The intended pension reform is preparing government for the reality of an ageing population, declining birthrate, declining workforce which will be further depressed by further digitization of the public service and by extension agreed retrenchments under the BERT plan along with high youth unemployment in the public sector. As government now seeks to prioritize limited revenue, funds will be redirected to other areas in order to free up revenue . The amount of funds will be determined by the depth of the cut to the pension budget.
The budgeted expenditure for financial year 2020 is $298 million. The expenditure for 2021 is $335 million and projected total for 2022 is $369 million which suggests that pension expenditure is increasing $36 million on average yearly. Such a rapid increase in spending will pose financial challenges to government especially in this environment. Any intention to maintain this level of expenditure will result in more borrowing or increases in taxation.

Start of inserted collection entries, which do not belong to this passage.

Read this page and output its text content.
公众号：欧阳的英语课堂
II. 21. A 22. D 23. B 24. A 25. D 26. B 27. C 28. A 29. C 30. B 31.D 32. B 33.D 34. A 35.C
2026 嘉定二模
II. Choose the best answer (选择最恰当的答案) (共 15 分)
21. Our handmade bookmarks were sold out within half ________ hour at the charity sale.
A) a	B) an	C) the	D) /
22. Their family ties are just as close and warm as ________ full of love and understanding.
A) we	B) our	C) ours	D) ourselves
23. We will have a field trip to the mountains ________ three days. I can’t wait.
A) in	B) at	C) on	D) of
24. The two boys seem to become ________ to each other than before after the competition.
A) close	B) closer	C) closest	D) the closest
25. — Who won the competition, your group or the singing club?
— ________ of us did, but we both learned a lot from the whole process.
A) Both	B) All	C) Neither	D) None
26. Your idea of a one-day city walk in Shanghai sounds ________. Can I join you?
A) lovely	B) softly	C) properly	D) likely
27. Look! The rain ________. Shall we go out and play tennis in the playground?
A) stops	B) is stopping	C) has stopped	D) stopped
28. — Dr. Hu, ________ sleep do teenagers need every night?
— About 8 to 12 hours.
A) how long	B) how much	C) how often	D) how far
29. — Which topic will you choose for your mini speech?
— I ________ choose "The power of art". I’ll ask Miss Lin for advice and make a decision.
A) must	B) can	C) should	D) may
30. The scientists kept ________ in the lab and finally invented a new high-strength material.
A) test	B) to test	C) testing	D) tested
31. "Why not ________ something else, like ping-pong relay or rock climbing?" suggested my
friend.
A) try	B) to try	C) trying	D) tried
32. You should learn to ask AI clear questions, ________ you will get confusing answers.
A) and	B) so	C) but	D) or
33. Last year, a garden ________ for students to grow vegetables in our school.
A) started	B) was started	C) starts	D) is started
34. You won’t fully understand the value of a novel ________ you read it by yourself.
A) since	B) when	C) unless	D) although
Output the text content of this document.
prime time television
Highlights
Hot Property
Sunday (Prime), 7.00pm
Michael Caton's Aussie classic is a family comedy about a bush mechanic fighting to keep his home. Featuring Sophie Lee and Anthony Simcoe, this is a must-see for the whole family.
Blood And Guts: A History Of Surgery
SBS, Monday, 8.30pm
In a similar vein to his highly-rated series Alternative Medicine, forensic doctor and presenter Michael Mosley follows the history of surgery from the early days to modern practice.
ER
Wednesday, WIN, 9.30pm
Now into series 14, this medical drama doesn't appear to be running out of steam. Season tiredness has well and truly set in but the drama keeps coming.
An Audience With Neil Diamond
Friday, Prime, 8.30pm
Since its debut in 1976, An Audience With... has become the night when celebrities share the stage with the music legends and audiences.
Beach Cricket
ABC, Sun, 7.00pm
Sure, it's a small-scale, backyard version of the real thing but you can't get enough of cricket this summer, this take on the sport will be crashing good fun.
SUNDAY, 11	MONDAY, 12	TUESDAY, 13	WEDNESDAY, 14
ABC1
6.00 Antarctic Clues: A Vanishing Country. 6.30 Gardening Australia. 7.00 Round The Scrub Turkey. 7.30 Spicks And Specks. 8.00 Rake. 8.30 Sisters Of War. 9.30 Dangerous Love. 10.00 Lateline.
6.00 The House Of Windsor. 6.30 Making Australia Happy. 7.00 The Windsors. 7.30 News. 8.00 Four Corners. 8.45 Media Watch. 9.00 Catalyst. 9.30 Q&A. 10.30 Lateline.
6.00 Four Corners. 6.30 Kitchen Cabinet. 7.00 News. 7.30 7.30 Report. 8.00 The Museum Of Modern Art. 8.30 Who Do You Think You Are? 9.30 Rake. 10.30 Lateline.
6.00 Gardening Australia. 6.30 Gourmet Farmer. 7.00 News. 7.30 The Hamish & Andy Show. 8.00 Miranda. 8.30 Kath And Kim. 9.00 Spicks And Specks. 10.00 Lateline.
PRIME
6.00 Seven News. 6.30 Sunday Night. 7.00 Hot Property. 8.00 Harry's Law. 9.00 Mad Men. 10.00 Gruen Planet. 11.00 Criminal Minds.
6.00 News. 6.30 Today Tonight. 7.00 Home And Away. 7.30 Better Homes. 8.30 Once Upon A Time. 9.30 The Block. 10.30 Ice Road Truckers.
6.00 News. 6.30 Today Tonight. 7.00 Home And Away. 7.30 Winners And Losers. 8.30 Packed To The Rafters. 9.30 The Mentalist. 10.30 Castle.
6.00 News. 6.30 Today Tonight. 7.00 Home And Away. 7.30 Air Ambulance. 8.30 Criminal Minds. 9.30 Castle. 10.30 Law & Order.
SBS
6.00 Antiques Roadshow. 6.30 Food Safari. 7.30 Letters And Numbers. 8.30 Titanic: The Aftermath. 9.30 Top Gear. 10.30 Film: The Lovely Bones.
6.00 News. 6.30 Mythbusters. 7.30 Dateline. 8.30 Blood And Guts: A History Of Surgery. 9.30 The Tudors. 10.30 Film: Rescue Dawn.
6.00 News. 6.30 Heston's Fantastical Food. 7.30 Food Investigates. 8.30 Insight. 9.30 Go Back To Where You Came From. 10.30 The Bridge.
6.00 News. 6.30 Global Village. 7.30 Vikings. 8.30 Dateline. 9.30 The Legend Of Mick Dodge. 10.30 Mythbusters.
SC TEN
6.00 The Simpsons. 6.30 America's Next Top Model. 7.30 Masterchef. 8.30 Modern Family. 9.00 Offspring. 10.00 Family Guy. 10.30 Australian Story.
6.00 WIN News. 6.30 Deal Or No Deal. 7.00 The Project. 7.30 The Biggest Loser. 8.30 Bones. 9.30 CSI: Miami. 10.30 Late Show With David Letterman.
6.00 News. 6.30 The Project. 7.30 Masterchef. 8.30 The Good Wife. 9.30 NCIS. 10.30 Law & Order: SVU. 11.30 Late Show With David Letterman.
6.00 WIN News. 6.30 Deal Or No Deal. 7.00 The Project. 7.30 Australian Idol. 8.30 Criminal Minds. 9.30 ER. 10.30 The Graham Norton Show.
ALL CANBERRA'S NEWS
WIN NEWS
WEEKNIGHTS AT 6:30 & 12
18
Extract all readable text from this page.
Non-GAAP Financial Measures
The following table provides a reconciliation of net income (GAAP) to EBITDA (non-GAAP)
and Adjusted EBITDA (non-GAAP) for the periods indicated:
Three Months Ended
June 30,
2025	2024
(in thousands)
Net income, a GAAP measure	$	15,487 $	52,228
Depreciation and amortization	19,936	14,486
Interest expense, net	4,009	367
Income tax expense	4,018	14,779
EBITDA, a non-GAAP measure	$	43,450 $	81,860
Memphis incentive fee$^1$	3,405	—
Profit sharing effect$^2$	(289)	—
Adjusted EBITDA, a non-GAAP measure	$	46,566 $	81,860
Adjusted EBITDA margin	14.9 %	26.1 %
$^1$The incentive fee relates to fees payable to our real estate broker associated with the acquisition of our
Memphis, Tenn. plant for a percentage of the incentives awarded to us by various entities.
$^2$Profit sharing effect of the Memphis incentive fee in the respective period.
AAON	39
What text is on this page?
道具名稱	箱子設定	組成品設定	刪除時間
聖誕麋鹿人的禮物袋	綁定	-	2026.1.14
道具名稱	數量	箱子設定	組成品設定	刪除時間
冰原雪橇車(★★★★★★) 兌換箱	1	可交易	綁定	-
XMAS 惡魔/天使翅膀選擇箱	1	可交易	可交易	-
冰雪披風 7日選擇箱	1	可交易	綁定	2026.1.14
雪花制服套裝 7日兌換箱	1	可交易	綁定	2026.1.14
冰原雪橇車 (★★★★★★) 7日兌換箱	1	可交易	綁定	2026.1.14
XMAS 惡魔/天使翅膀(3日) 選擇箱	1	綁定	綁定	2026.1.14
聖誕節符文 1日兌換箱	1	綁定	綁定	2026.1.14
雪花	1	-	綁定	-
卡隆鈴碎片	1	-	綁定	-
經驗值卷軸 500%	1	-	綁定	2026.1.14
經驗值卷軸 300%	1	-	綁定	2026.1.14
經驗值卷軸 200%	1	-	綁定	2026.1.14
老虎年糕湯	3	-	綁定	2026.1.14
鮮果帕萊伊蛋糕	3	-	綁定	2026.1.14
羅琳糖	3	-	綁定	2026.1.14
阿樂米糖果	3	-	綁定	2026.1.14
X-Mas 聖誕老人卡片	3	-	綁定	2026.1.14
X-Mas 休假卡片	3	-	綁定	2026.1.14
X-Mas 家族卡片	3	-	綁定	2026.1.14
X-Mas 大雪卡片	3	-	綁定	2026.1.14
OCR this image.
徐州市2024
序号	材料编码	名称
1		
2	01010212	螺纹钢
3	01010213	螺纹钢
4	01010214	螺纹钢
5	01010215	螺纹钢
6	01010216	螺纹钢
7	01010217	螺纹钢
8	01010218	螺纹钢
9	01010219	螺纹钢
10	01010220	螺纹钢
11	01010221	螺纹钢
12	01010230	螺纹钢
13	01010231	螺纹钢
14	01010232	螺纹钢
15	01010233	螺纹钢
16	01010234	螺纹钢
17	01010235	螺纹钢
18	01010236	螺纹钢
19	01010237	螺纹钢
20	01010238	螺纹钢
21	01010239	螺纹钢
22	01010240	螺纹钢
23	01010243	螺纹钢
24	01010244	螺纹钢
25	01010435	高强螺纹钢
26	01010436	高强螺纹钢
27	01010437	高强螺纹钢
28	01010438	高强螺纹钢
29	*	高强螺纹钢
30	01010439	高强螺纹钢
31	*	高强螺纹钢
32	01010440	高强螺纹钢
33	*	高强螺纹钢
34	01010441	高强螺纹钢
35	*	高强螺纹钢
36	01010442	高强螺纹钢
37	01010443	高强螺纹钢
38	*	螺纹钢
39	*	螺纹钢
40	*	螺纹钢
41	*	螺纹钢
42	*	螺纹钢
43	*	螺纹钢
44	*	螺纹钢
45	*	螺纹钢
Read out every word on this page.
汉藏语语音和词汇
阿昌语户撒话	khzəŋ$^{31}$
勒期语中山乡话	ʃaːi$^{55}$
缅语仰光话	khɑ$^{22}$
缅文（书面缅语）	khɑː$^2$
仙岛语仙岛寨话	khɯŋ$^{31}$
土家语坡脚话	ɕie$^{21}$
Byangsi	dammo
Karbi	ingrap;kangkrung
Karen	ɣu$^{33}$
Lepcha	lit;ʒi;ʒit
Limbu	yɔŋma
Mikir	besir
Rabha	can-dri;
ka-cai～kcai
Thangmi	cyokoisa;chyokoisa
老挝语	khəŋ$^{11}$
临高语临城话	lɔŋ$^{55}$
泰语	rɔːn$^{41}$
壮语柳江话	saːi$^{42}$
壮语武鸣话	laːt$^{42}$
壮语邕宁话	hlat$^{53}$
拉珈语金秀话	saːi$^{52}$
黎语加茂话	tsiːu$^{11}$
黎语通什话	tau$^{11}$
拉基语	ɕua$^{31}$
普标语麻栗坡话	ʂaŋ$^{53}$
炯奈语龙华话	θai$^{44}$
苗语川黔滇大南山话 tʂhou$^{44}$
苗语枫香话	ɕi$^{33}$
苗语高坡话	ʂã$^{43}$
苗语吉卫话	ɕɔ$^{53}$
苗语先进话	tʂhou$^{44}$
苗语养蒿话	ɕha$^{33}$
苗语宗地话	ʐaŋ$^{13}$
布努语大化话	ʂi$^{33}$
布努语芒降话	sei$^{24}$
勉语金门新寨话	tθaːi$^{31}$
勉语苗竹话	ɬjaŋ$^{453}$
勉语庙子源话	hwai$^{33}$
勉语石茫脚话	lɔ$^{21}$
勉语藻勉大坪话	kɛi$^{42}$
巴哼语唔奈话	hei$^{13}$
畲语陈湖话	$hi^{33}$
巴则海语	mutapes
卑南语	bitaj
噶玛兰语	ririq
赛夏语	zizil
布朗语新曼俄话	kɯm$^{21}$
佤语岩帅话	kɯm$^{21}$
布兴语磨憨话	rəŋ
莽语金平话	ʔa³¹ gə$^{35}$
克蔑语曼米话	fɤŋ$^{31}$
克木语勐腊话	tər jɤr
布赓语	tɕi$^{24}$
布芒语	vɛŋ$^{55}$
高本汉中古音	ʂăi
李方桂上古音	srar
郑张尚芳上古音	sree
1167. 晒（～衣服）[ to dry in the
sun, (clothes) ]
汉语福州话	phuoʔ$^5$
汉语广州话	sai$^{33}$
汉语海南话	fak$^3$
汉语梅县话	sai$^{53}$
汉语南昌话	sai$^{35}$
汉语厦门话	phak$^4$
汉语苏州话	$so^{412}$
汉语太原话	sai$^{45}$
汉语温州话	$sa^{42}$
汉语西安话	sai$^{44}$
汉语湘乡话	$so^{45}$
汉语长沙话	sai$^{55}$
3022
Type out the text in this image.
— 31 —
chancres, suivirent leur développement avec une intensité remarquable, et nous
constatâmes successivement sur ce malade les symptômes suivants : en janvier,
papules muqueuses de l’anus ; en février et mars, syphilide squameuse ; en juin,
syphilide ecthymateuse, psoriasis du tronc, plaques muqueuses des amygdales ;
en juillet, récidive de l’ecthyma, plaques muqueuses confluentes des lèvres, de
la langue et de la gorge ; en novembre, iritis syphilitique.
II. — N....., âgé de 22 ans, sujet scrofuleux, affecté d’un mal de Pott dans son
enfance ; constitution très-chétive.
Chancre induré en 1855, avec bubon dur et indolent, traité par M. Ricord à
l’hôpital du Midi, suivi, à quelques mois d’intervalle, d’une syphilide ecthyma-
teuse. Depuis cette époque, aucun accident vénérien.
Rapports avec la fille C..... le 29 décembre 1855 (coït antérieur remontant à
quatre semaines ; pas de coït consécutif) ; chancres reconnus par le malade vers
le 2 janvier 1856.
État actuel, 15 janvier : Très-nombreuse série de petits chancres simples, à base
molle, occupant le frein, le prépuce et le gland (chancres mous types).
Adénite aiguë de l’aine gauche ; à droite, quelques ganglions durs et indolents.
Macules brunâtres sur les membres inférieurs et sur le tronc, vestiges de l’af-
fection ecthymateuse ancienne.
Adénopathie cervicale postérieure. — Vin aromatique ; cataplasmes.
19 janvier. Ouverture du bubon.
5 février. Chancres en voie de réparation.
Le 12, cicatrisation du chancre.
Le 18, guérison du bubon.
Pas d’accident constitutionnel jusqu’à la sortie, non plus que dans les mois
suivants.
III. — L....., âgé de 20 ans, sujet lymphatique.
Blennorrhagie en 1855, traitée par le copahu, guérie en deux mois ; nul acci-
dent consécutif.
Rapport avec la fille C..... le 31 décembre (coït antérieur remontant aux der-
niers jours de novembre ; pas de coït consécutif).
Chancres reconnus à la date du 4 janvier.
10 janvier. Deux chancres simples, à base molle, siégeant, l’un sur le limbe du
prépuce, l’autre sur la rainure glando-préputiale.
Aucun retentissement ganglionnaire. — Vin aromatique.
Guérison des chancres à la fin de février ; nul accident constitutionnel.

To curb these economic and social challenges posed ahead the following measures are likely to face Barbadians from a legislative angle via bills of parliament which may be amended to match IMF’s fiscal affairs policies on pension reform.
- An increase in the retirement age across all pension schemes which will decrease outpayment from government while linking the retirement to average life expectancy.
- Limiting retirement benefits for highly paid civil servants which may come in the form of reduced direct contribution now to save output later. The reduction maybe recouped through an increase in contribution on other groups.
- An end to specific offerings e.g non-contributory pension as it should be noted the IMF is on record stating that such schemes are programs poorly targeted at poverty alleviation.
- New entrants will face strict regulations as it relates to digital payments only, increased contribution rates, increased penalties on early retirement.
- The NIS will be restructured from the board level to revamp its operations i.e relaxed regulation to allow the fund to invest in riskier financial options in order to increase financial rewards. Increased payment of NIS contributions are likely and a legal restriction on buying government paper similar to the restrictions the central bank has on printing money. Although funded by private citizens any strains on the fund as seen with unemployment claims will expose government to financial liability The main aim of amendments to the NIS act will be to protect government from being shouldered with debt from the institution which will starve off a potential crisis when payments of financial obligations to vulnerable groups become due.
The social implications are grave to bear with the BERT plan in place. As a new Barbados will emerge with less state responsibility to its citizens.